In conjunction with Mr. T. Sopwith he wrote a report on the Belgian coalfields, and of late years became identified with mining- and quarrying-operations in Wales. An instance of his disinterestedness may be mentioned as an indication of the man’s character. A kinsman of one of his friends was bitten by the taking appearance of a coalfield in Wales, and by the would-be vendor’s picture of its advantages. Smith at once showed him that it was on the edge of the seam, and of very doubtful value. This opinion, entirely confirmed by the highest authority of the day at the Royal School of Mines, was given without fee or reward, and the same careful attention bestowed on the matter as if encouraged by a heavy retainer.
His interest in the Institution was displayed periodically by his undertaking, for more than twenty years, the office of one of the scrutineers of the ballot for the election of the President and Council, a piece of tedious drudgery which can only be confided to members of the Corporation taking part in the Annual Meeting. In order to lighten this labour, which is carried on at high pressure for an hour and a half, and the results of which are impatiently expected in the meeting-room, Mr. Smith borrowed, from the coal-scores in collieries, a system of grouping the votes against each candidate’s name, in such a way that instead of finding, when counting-time came, a confused mass of units, each to be counted separately, there was presented a small and easily separated number of IIII IIII. In this way that which might otherwise be likened to a line of letters became a line of words, and the labour of counting up the votes was greatly lessened. His somewhat sudden collapse in health was a surprise to many of his friends, for although attaining the allotted human span of three score years and ten, his well-proportioned frame and the thorough working order of the living machine, resultant on a well-ordered and temperate life, enlightened by a clear conscience, would lead many to suppose he was a decade younger than in reality he was, and that many working years were yet in store for him. An intimate acquaintance of fully half a century leads the compiler of this notice to surmise that the terms used above, apparently eulogistic, are in reality in nowise exaggerated.

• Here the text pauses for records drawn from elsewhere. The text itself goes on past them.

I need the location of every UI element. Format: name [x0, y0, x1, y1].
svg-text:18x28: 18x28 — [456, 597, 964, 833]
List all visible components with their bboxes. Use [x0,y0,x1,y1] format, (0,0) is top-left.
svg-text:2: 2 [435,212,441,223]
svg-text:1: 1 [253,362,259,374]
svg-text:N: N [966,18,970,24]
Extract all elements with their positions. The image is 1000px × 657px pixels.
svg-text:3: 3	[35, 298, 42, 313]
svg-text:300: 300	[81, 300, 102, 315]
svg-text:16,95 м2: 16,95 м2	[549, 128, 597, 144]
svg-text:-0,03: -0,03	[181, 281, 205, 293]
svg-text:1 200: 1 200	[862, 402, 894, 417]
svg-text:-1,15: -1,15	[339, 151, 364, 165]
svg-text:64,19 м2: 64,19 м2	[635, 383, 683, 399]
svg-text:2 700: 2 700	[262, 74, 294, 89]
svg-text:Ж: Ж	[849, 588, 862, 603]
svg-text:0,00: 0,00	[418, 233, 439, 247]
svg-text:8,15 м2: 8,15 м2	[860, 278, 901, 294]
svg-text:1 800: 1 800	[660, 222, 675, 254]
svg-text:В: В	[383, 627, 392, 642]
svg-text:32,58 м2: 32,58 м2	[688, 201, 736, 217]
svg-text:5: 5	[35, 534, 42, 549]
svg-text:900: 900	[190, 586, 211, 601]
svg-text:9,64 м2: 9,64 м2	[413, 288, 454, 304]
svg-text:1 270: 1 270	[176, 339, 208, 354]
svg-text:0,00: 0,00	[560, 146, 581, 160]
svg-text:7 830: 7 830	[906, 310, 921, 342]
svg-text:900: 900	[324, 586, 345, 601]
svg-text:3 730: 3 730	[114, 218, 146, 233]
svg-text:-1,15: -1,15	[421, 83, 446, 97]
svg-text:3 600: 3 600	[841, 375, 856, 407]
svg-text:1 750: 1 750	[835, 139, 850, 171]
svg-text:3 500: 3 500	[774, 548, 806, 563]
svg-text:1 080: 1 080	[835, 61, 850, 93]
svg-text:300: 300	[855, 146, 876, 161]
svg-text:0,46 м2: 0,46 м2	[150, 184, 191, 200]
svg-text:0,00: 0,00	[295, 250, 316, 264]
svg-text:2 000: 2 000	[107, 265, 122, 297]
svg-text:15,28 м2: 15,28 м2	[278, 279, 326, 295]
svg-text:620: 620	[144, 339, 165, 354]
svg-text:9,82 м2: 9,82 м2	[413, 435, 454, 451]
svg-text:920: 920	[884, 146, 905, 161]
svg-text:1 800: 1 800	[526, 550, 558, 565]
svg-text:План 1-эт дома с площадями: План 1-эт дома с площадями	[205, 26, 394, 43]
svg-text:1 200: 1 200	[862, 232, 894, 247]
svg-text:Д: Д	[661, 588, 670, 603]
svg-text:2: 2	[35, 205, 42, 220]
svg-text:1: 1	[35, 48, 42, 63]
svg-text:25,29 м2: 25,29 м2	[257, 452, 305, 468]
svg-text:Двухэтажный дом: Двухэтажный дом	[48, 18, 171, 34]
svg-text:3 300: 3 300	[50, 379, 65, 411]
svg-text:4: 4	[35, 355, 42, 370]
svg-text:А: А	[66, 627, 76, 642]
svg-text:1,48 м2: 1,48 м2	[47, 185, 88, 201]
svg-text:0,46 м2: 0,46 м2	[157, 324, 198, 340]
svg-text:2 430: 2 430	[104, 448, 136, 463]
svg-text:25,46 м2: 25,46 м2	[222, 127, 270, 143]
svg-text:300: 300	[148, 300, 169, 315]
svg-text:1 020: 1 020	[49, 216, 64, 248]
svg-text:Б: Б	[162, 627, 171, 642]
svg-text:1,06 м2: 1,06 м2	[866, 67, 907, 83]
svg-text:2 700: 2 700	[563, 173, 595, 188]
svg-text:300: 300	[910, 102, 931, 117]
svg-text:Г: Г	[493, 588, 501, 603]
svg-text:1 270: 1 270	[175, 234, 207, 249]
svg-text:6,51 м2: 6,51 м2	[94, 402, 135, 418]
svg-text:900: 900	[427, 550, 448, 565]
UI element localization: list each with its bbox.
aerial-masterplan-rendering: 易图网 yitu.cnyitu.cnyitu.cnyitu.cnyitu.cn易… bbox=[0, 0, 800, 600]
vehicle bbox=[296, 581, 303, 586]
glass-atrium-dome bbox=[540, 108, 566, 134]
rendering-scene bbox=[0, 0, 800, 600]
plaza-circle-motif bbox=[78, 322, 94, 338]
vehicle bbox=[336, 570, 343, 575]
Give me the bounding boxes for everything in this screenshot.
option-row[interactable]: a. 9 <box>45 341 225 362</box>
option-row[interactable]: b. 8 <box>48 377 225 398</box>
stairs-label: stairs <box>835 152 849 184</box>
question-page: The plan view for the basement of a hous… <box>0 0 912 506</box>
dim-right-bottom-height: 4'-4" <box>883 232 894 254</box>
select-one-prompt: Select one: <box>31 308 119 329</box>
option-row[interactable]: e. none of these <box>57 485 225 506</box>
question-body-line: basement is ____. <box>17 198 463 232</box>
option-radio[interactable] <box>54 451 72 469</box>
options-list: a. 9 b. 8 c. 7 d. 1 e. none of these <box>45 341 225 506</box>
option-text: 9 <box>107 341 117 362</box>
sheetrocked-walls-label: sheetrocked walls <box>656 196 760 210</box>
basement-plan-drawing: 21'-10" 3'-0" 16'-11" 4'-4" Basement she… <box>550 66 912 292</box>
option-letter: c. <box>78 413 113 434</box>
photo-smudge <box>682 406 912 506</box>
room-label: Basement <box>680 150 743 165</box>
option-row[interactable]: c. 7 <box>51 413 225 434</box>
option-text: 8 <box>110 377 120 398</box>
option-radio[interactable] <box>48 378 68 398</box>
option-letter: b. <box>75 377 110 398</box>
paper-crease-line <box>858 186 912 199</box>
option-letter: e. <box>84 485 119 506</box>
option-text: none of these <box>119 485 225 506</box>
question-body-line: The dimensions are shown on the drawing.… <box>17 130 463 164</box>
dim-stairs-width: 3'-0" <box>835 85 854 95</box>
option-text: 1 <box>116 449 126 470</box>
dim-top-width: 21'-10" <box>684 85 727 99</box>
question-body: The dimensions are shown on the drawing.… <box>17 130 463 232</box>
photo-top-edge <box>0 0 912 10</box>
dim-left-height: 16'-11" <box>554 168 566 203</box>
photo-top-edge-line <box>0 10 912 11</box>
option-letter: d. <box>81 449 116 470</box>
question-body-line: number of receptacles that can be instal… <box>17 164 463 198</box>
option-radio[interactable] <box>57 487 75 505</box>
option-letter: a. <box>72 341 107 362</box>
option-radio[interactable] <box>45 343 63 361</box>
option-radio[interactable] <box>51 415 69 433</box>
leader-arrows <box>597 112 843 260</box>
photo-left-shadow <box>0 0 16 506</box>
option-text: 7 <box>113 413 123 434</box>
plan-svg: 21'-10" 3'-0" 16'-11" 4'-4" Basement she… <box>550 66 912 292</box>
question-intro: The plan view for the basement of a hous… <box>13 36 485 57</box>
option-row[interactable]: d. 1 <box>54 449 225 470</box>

Macdougall Smith‘s life illustrated the truth- “Better is he that ruleth his spirit (and he had one) Than he that taketh a city.”
He was elected a Graduate on the 24th of March, 1840, having previously received a Telford Medal for his Paper on the Pont-ytu-Prydd. Six years afterwards, on the 17th of February, 1846, he was transferred to the class of Member. He died, to the great grief of his family and friends, and to the unaffected regret of a very large circle of acquaintance, on the 21st of January, 1886. Four days later his remains were interred in Brompton Cemetery, in the presence of a representative concourse of the friends and associates among whom, in the very headquarters of engineering, he had passed the greater part of his life.